もともと「秋祭り」でも、「何でもコブシが回って」しまうほどの演歌好きをアピールしていたので、このころから移籍の話はあったのでしょう。
少なくとも一昨年のAKB歌劇団において、研究生から昇格したばかりの岩佐が抜擢されている。
本人は「仕事が無かったから」と言っているが、演出の広井王子は彼女を絶賛しています。
実際チーム尾木への移籍やワタロへの一時加入は、広井の推薦があったことも良く知られています。
今では「嫌でたまらなかった」舞台を早くも三回経験し、主役まで務めているのです。
メンバーを卒業するわけではないというのですからむ、ぼくはこれを「内部卒業」だと思っています。
先日、友人から「AKB」の事務所と「ユニット」の事務所の関係について聞かれましたが(彼は僕がAKBフリークとし知らずに聞いた。単に関係があると思ったのだろう)、このときこう答えました。
AKSと各プロダクションとの間の契約内容は全く分からないが、少なくとも卒業生の「星野みちる」の失敗がそうさせたと思う。つまり本来の目的である「夢を追いかける集団」として、その切っ掛けを得れれば卒業が当たり前だったはずなのである。
その中で、秋元が最も期待したはずの星野が正式デビューまで行けなかったのは、実に痛かったと思う。
その為、今後は人気が出ても「内部卒業」として、メンバーのまま事務所を移籍させ、劇場以外の仕事をこなしながら「夢を追いかける」ことにしたのだと思う。
ただし、あくまでもAKBとしての立場を優先していたことは想像に難くない。
しかしながら、その後、事務所及びスポンサーサイドから強力な抗議を受け。

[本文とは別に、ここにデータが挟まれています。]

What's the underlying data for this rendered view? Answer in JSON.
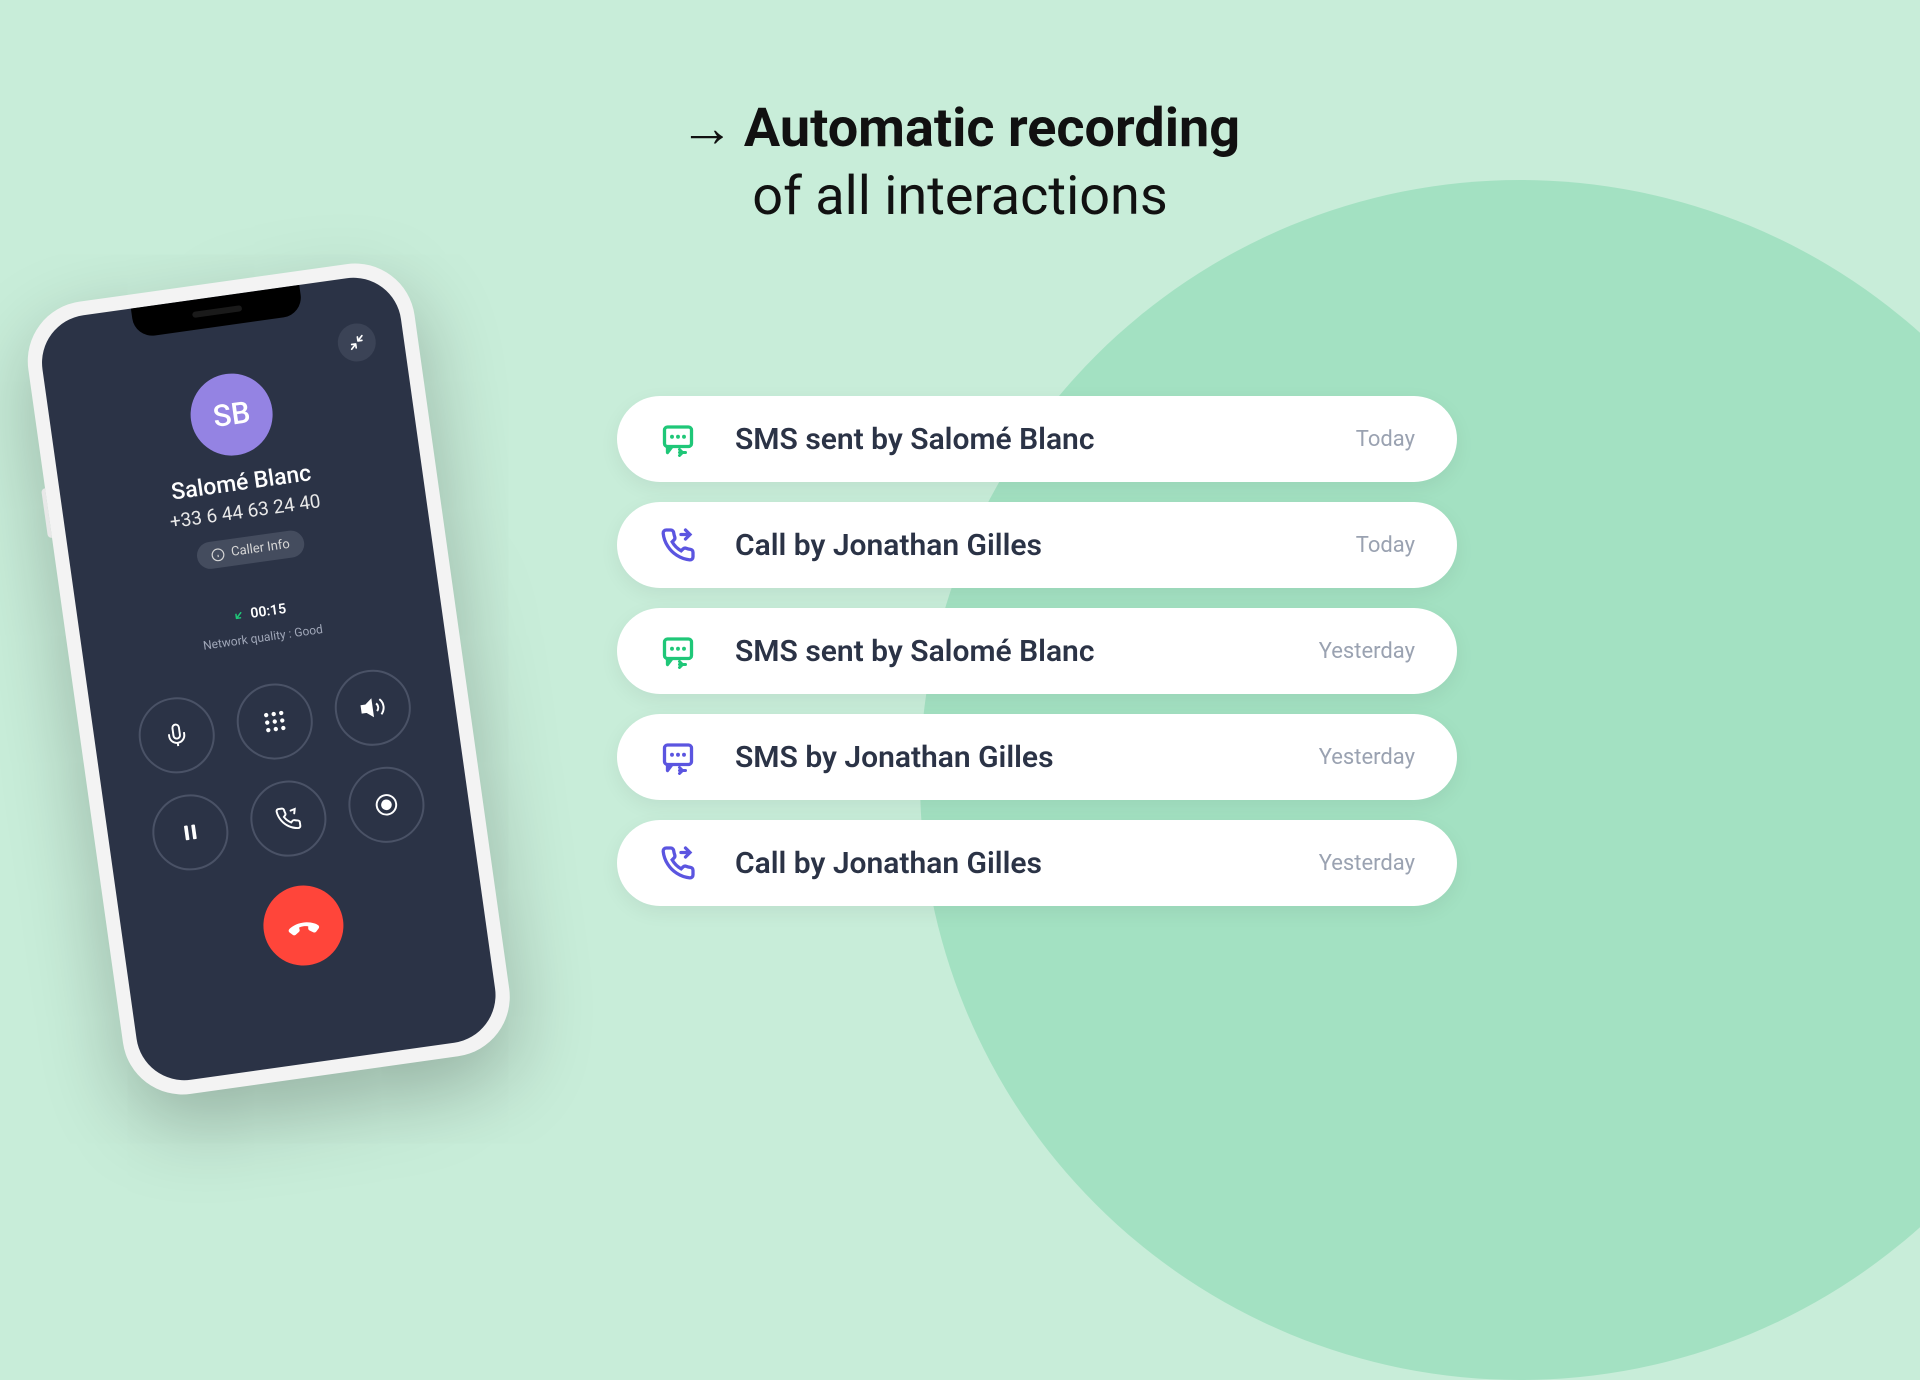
{
  "headline": {
    "arrow": "→",
    "bold": "Automatic recording",
    "rest": "of all interactions"
  },
  "phone": {
    "avatar_initials": "SB",
    "caller_name": "Salomé Blanc",
    "caller_number": "+33 6 44 63 24 40",
    "caller_info_label": "Caller Info",
    "duration": "00:15",
    "network_quality": "Network quality : Good"
  },
  "interactions": [
    {
      "icon": "sms-sent-green",
      "text": "SMS sent by Salomé Blanc",
      "time": "Today"
    },
    {
      "icon": "call-purple",
      "text": "Call by Jonathan Gilles",
      "time": "Today"
    },
    {
      "icon": "sms-sent-green",
      "text": "SMS sent by Salomé Blanc",
      "time": "Yesterday"
    },
    {
      "icon": "sms-purple",
      "text": "SMS by Jonathan Gilles",
      "time": "Yesterday"
    },
    {
      "icon": "call-purple",
      "text": "Call by Jonathan Gilles",
      "time": "Yesterday"
    }
  ],
  "colors": {
    "green": "#1fc778",
    "purple": "#5b55e0"
  }
}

結局事務所側に主導権を握られることに成る。劇場を中心としても、抱えた事務所としては儲けにはつながらないのである。
今後は各ユニットのプロデュースは各事務所が行い、秋元は総合プロデューサーとして、AKBという枠を越えない限り見守るというスタイルになるだろう。
このことが単に想像とは言えないのは、雑誌「WILL」の秋元氏のエッセイを読めば理解できます。
また「ブブカの裏ヒストリー」においても、事務所への完全移籍の裏話として「文春の喜び組」の記事が影響しているとしています。そのため事務所とスポンサーサイドが劇場優先のコンセプトに圧力をかけたというのです。
そして僕は、その切っ掛けとなったのが「星野みちる」のソロデビュー失敗があると思うのです。
AKBを卒業しても売れないのであれば、誰も卒業したくないし、事務所も引き受けはしません。
だから、良い意味での卒業はその後無いのです。
大堀めしべがその例でしょう。
本来なら、ソロCDが売れれば卒業が本来の姿です。そうでなければ、コンセプトが崩れてしまいます。
しかし、売れなかったら「卒業」、つまり「馘首」。売れたら残留、つまり芸能界に残れる。
という真反対のコンセプトの番組が企画されたのです。
他の娘たちが、卒業を実質的に馘首と捉えられるのはその所為でしょう。
唯一、大島麻衣の卒業は、例のバッシングが原因だとしても、本人も事務所も望んだ結果だと思っています。
まいまいも迷ったことでしょうが、自由奔放な彼女ですから閉塞感に悩まされていたと思うし、これで良かったと本人は語っています。
まいまい以降の卒業は、全て芸能活動とは直接関係の無いものばかりです。
ソロにしてもユニットにしても、人気者が劇場に出れないことから、仕事の無い正規メンは全てから干されてしまうという異常事態が生じています。
地震の影響なのか劇場用の新編成について発表がなされないまま4月となってしまいましたが、今度の再編成がこのあたりの答えを導き出してくれることを大いに期待しています。